In 2012 she was granted an Innovative Research Grant (VENI) by the Netherlands Organization of Scientific Research on a project titled ‘The Ethics of Domestication. A new, contextualist, perspective on problems encountered in the human-animal relationship’. As part of this research she co-edited the Springer volume Animal Ethics in the Age of Humans with Jozef Keulartz. Prior to this she carried out research about the moral status of fish in the project Aggression in African Catfish, in cooperation with the Department of Animals, Science and Society of Utrecht University and IMARES and ASG of Wageningen University. She is also lecturing several courses, including Environmental Philosophy and Ecological Restoration, Climate Ethics, Animal Ethics, and Environmental Project Studies.

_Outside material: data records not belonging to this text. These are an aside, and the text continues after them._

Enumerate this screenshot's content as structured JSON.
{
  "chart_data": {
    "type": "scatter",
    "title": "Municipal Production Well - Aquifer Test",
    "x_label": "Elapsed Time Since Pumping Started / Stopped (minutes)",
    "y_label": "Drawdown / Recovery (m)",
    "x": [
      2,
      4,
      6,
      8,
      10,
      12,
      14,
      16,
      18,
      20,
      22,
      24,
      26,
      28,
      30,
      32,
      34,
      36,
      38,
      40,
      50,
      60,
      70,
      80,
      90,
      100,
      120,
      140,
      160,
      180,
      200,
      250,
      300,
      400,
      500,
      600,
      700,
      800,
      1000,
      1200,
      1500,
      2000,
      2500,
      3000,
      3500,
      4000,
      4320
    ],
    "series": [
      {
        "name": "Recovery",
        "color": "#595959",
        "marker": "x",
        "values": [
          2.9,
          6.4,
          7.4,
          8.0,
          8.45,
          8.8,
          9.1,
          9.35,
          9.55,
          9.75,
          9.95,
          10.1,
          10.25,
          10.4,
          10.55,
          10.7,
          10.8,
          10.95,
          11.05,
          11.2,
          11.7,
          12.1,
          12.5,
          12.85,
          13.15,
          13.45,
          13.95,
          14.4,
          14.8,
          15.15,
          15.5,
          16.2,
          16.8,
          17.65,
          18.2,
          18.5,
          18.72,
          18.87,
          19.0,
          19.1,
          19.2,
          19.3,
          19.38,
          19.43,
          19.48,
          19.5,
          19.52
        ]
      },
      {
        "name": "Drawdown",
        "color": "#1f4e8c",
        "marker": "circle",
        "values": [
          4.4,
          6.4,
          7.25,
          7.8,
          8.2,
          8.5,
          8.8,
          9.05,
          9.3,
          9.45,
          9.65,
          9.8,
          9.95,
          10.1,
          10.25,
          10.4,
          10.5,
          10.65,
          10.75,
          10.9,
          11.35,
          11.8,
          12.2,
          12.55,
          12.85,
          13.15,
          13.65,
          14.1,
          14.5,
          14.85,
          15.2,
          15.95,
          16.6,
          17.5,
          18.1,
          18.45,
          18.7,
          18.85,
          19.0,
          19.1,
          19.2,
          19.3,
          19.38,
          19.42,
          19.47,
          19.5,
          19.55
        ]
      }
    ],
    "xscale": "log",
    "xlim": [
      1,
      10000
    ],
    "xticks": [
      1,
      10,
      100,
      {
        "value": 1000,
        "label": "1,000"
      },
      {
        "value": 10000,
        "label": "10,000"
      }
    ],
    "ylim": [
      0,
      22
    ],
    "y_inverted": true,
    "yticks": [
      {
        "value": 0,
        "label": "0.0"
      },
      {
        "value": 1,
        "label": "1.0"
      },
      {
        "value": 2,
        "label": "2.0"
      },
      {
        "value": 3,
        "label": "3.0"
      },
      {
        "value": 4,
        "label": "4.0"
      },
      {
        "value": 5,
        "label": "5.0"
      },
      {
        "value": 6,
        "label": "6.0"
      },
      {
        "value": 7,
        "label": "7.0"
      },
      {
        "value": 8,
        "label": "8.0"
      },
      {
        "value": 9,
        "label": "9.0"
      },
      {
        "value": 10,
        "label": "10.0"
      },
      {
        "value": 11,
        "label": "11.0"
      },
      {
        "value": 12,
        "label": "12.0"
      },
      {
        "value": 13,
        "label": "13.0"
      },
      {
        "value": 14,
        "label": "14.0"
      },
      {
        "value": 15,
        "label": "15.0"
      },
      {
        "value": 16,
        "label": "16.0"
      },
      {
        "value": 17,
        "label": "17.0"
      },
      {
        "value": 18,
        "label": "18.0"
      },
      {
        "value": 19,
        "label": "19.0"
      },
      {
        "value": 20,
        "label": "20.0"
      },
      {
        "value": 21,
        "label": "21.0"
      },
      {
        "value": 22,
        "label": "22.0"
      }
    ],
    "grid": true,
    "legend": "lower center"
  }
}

Her research interests concern issues in animal and environmental ethics and political philosophy. Current topics are animal agency, animal domestication, animals and (bio) technology (in particular Precision Livestock Farming, gene drives, and de-extinction), the moral status of ‘boundary animals’ such as fish and insects, climate ethics, and deliberative democracy.
She has won the Netherlands Research School of Practical Philosophy bi-annual dissertation prize, for her dissertation titled ‘The Biotechnology Debate. Democracy in the face of intractable disagreement’.